The deal is unlikely to raise the same competition issues as if EMI was being bought by one of its rivals such as Warner Music and could take just months to be completed.
"Terra Firma's offer delivers cash now, without regulatory uncertainty and with the minimum of operational risk to the company," said EMI chairman John Gildersleeve.
2000 - EMI, Warner first attempt merger
2001 - EMI ends talks with Bertelsmann's BMG
2003 - Reports claim EMI in talks with US private equity firm Blackstone
2003 - EMI loses out in auction of AOL Time Warner music arm
2006 - EMI bids for Warner.
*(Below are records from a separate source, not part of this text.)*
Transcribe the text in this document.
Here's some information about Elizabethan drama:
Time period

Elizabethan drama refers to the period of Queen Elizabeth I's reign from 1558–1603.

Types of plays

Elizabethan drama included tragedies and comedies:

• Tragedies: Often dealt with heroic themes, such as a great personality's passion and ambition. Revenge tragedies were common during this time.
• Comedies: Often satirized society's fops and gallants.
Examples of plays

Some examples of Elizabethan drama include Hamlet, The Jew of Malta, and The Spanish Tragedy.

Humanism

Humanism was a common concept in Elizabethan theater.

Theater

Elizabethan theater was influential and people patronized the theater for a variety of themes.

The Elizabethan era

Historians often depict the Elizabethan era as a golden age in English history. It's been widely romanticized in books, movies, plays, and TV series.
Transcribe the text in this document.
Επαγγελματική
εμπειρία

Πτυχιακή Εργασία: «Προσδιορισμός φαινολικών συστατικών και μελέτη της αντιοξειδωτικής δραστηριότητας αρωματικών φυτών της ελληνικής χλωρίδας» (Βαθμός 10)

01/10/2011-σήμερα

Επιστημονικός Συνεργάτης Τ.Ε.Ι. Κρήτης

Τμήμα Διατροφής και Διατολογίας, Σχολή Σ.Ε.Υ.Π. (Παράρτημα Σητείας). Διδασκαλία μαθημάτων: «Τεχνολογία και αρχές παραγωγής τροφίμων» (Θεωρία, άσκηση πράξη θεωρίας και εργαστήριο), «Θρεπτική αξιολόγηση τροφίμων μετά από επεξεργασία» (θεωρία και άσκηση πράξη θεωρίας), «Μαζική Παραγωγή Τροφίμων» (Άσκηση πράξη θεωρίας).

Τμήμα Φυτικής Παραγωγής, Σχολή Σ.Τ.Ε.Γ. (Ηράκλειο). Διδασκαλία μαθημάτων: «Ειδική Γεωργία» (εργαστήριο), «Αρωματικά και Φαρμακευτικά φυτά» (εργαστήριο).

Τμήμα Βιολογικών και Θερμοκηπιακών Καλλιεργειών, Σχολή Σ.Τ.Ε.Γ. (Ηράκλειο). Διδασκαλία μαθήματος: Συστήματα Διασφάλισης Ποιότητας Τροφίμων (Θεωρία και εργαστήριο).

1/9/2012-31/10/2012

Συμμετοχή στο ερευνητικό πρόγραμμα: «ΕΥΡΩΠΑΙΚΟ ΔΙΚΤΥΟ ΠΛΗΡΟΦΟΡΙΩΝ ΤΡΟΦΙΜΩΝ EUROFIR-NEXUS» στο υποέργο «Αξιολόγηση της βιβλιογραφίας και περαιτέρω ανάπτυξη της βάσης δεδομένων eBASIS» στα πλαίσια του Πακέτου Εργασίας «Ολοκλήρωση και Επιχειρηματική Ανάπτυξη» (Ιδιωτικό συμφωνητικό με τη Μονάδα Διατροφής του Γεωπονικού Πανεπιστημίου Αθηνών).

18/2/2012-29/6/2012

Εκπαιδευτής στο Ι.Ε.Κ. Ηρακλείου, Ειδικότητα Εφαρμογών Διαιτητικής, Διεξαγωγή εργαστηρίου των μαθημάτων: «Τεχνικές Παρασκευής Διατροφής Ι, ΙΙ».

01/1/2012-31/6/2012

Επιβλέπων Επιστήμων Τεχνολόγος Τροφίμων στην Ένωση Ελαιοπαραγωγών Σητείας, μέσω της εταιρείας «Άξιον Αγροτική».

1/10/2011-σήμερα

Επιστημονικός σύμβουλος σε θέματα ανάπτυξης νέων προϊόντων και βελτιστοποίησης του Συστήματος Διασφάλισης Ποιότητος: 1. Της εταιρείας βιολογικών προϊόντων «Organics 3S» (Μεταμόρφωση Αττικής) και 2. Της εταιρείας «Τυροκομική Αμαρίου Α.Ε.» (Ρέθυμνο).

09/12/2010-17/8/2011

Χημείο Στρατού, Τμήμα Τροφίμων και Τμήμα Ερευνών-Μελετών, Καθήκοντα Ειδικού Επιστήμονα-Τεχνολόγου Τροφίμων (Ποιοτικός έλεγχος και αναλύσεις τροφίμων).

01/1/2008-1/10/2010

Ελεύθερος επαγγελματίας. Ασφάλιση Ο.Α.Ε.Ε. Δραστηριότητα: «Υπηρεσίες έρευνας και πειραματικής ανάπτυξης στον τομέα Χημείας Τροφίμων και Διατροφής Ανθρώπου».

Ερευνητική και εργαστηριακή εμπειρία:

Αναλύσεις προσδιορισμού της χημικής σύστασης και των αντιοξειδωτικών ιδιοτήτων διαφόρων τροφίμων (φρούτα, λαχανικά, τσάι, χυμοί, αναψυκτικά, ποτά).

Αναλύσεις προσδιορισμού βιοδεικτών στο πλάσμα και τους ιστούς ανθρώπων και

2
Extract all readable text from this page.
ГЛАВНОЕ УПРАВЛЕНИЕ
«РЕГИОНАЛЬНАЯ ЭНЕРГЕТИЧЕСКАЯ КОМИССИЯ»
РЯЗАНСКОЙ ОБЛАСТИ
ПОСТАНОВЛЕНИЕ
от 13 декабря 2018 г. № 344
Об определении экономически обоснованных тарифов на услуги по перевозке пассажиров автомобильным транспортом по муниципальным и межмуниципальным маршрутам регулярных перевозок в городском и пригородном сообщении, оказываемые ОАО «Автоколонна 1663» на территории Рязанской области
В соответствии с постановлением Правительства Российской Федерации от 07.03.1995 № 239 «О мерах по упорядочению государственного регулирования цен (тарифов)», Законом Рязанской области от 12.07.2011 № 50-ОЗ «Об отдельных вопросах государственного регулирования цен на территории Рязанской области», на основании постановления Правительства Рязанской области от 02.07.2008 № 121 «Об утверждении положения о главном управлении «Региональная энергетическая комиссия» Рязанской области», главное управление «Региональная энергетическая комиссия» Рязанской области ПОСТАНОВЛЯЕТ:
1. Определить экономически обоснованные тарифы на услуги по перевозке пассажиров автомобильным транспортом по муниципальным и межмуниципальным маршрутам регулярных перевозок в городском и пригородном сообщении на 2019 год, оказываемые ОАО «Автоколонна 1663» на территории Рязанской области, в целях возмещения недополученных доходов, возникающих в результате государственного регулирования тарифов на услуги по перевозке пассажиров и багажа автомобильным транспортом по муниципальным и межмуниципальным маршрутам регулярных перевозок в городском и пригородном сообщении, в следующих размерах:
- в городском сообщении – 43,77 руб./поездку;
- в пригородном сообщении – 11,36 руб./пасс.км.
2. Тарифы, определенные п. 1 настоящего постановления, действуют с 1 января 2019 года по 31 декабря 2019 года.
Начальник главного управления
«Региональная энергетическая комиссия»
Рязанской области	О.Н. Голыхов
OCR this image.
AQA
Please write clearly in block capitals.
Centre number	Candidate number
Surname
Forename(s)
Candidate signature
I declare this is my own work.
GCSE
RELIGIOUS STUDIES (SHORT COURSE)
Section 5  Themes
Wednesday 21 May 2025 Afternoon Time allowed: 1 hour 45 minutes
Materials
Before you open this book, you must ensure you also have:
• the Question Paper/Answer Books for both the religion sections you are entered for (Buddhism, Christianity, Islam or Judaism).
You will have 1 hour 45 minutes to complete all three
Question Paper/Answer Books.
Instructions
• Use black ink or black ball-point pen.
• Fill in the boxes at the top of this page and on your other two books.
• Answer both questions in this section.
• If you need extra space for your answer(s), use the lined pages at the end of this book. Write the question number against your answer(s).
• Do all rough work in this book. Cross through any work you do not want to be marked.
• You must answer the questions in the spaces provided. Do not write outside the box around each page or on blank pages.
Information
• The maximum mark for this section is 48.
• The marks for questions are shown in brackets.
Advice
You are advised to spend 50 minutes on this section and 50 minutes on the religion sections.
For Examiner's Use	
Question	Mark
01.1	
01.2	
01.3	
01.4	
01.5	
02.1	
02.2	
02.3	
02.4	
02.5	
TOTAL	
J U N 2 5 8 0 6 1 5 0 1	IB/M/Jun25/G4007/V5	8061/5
Warner counter bids for EMI.
EMI rejects Permira's £2.5bn bid.
January 2007 - EMI issues profit warning
14 February, 2007 - EMI issues second profit warning
20 February, 2007 - EMI confirms approach from Warner
3 March 2007 - EMI rejects Warner's £2.1bn takeover bid
18 April 2007 - EMI warns music revenues to fall 15%
4 May 2007 - EMI says it has been approached by several bidders approaches
21 May 2007 - EMI agrees £3.2bn deal with Terra Firma
Terra Firma is run by Guy Hands, one of the UK's leading financiers.
He said the deal would enable EMI to "build on its current position as one of the world's leading music companies and accelerate the development of its digital and online strategy to fully exploit this long-term growth opportunity".
The employment rights of EMI staff and the firm's pension commitments would be maintained following the deal, Terra Firma added.
EMI, one of the world's big four record companies, has suffered a downturn in its fortunes in the past 18 months.
Record sales have been hit by the trend for more digital downloading of music while a number of high-profile album releases have badly disappointed.
EMI announced a radical restructuring plan earlier this year, resulting in the loss of hundreds of jobs in both Europe and the US.
"The global music industry is undergoing significant change," Mr Gildersleeve added.
"Whilst EMI is confident in its ability to deliver its recently announced restructuring plans, significant uncertainty exists as to the timing and extent of future market developments."
The market is now bracing itself for a counter-bid, with once-spurned Warner Music seen as the most likely candidate.
"It's the beginning, not the end" of bid interest in EMI, said Laura Martin, from Soleil Media Metrics.
"We think that it is a good thing for Warner because it gives them a clear price to beat."